South Korean President Lee Jae-myung and his wife, first lady Kim Hye-kyung, board a plane from Seoul Air Base to Canada for the G7 summit, June 16, 2025. (Lee Jae-myung)
CAMP HUMPHREYS, South Korea — Less than a month into his new administration, South Korean President Lee Jae-myung has reversed some of his predecessor’s North Korea policies, a sign of more changes to come for two countries technically still at war, according to experts.
Lee, of the Democratic Party, was inaugurated June 4 to replace Yoon Suk Yeol, a member of the conservative People Power Party impeached after a short-lived martial law attempt six months earlier.
During his campaign, Lee contrasted himself with Yoon, who took a hard line toward North Korea. Lee argued that with a softer stance toward the North, the two countries could develop amiable relations and finally achieve peace on the Korean Peninsula.
South Korean progressives typically favor engaging North Korea through dialogue and economic ventures, rather than trading threats, Andrei Lankov, a Korean Studies professor at the Seoul-based Kookmin University, said by phone Monday.
One week after taking office, Lee silenced the military’s propaganda loudspeakers aimed at North Korea. The loudspeakers along the 160-mile border with the North broadcasted a range of media intended to vex the communist regime, such as news and pop music from the South.
North Korea responded the same evening by silencing its own border broadcasts, according to the South’s military at the time.
“For North Korea, it seems negative for their soldiers if they keep broadcasting,” Korea University North Korean politics professor Lim Jae-Cheon said by phone Thursday. “I think that is why they stopped broadcasting; it’s not bad for them. They stopped their broadcasting in response to our halt.”
Lee also directed the government to curb propaganda leaflets sent northward by balloon by activist groups in South Korea. The North characterized the balloons as an act of war.
The balloons that sometimes carry rice, small radios and other essentials to aid impoverished North Koreans hinder diplomatic relations between North and South and “threaten the daily lives and safety” of border-area residents, according to a presidential office statement June 14.
Previous attempts by former South Korean President Moon Jae-in to outlaw the practice have failed. The country’s Constitutional Court in 2023 ruled that Moon’s legislation violated freedom of expression.
In addition to preemptively lowering tensions, South Korea likely wants to send humanitarian aid to the North and for the Koreas to restart joint economic projects that withered with strained relations, according to Lankov.
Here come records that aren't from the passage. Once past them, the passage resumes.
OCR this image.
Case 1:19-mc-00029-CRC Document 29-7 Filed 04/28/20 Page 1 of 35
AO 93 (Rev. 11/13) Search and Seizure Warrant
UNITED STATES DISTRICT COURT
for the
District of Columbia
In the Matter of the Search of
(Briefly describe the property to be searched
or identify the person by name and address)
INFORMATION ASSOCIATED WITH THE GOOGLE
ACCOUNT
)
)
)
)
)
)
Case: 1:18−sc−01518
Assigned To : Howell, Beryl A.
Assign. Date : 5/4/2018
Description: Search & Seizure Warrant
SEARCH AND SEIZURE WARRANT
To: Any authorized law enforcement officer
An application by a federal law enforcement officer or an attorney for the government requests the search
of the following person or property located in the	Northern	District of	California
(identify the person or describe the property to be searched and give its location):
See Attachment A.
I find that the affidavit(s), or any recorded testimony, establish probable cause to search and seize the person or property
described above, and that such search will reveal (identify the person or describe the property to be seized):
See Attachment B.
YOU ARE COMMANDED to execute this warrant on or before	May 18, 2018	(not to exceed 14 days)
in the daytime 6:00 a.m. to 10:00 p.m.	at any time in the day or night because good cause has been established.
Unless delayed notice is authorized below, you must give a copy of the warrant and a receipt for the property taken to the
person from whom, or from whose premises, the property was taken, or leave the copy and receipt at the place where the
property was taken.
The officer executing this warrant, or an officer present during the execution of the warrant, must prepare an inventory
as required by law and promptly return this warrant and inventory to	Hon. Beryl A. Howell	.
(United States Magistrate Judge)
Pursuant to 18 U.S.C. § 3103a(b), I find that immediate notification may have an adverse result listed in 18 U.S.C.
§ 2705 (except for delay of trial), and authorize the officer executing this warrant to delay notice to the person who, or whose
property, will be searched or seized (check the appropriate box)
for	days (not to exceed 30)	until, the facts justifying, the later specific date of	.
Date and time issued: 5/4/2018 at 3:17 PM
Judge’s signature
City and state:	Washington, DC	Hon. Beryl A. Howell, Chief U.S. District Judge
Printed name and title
However, these projects will come at a heavy price for Seoul, he added.
“From North Korea’s point of view, South Korea should always pay; North Korea should not give Seoul anything for free,” Lankov said.
The defunct inter-Korean rail lines that linked the two countries since 2018 are one of these ventures. North Korea blew up the rail lines on its side in October, after Kim described the South as its “primary enemy” and rejected the possibility of reunification.
South Korea loaned the North approximately $132 million for the project, which it has yet to repay, according to the South’s Ministry of Unification.
“When they are talking about exchanges … you discover that relations between the two Korean states have not ever been based on the reciprocity principle,” Lankov said. “Basically, South Korea was always losing money when trading with North Korea or investing in North Korea.”